11月に開催される周南映画祭の「映画製作プロジェクト」で製作している、長澤雅彦監督作品「レンタル彼氏」が無事、クランクアップしました!

このプロジェクト、映画を上映するだけでなく、もっともっと市民参加型の映画祭にしようと、昨年の周南映画祭でワークショップを開催してくださった長澤監督の御提案で発動しました。長澤監督以下、スタッフ、キャスト共に全員が地元の人々です。監督の指導の元、2月から準備を進め、ようやく撮影になりました。

そして、出演者は、全員が地元の高校生!

とくに、華陵高校舞台芸術部、桜ケ丘高校アーティストコース、新南陽高校演劇部の皆さんには多大なる尽力を頂きました。
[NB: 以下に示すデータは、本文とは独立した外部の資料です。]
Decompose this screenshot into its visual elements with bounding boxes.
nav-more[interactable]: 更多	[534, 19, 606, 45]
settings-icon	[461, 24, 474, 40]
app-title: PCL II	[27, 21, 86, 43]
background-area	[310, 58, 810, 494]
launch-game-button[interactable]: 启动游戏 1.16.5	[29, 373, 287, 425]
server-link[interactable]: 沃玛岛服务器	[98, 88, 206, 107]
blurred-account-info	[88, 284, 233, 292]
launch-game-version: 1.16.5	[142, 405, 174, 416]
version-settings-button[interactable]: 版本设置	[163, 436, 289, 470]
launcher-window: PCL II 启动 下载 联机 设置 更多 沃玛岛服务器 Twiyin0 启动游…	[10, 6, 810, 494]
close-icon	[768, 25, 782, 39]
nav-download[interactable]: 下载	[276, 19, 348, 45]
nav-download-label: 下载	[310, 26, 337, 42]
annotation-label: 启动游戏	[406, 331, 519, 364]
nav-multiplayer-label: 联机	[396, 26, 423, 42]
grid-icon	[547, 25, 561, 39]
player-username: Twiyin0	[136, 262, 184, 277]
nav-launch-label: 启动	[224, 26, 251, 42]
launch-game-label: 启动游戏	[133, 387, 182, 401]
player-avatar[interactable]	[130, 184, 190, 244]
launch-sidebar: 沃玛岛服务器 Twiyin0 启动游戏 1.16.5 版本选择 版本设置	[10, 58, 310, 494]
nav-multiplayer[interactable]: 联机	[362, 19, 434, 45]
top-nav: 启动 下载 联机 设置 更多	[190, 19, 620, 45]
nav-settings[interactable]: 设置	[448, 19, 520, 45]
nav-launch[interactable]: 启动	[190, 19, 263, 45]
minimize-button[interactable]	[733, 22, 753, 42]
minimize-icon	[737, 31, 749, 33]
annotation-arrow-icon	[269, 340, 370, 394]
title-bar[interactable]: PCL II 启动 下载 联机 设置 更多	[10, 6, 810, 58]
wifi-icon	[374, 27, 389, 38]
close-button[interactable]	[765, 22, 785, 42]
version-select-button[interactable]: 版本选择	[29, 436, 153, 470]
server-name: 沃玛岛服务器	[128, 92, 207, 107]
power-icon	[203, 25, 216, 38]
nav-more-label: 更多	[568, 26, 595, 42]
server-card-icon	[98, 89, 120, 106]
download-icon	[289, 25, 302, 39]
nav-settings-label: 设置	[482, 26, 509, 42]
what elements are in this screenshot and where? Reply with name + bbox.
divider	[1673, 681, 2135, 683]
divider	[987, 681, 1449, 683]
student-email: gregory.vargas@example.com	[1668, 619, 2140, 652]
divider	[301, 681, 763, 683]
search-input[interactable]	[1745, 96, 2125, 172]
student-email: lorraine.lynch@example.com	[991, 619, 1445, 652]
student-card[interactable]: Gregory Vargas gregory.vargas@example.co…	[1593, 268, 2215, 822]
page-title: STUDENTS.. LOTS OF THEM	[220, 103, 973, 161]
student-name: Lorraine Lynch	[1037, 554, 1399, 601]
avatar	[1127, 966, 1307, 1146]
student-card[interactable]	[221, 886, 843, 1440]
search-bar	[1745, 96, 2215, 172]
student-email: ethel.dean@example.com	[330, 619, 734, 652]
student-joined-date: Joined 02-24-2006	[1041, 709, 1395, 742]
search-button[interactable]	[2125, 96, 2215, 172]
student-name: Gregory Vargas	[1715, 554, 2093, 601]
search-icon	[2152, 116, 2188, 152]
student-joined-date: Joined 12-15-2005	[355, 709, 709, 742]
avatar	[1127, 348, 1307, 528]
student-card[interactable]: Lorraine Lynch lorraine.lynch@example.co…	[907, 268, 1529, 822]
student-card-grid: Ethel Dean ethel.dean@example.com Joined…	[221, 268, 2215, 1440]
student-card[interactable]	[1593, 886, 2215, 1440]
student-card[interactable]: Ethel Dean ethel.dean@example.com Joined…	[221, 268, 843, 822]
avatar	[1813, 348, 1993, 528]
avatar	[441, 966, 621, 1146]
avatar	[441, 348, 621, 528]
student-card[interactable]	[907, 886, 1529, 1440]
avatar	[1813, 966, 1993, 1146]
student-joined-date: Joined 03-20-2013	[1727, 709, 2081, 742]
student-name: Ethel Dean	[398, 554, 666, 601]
ありがとうございました!徳山高校の生徒さんにもご出演頂きました。

ある女子高校生が、誕生日のお祝いで、1日だけ親友の彼氏とデートするという、ちょっぴり切ないお話です。

全国でフィルムコミッションが立ちあがり、映画の誘致が進んでいますが、実際は不況などで地方ロケが減っているのも現状です。

そうした中、山口県において、プロの映画監督の指導と演出で、映画づくりに興味と情熱を持つ地元の人たちが集まって「映画づくり」をすることは、新たな「映画」の可能性を広げるとともに、地方の映画文化発信や向上にとっても、とてつもない大きな意味を持つ、と信じています。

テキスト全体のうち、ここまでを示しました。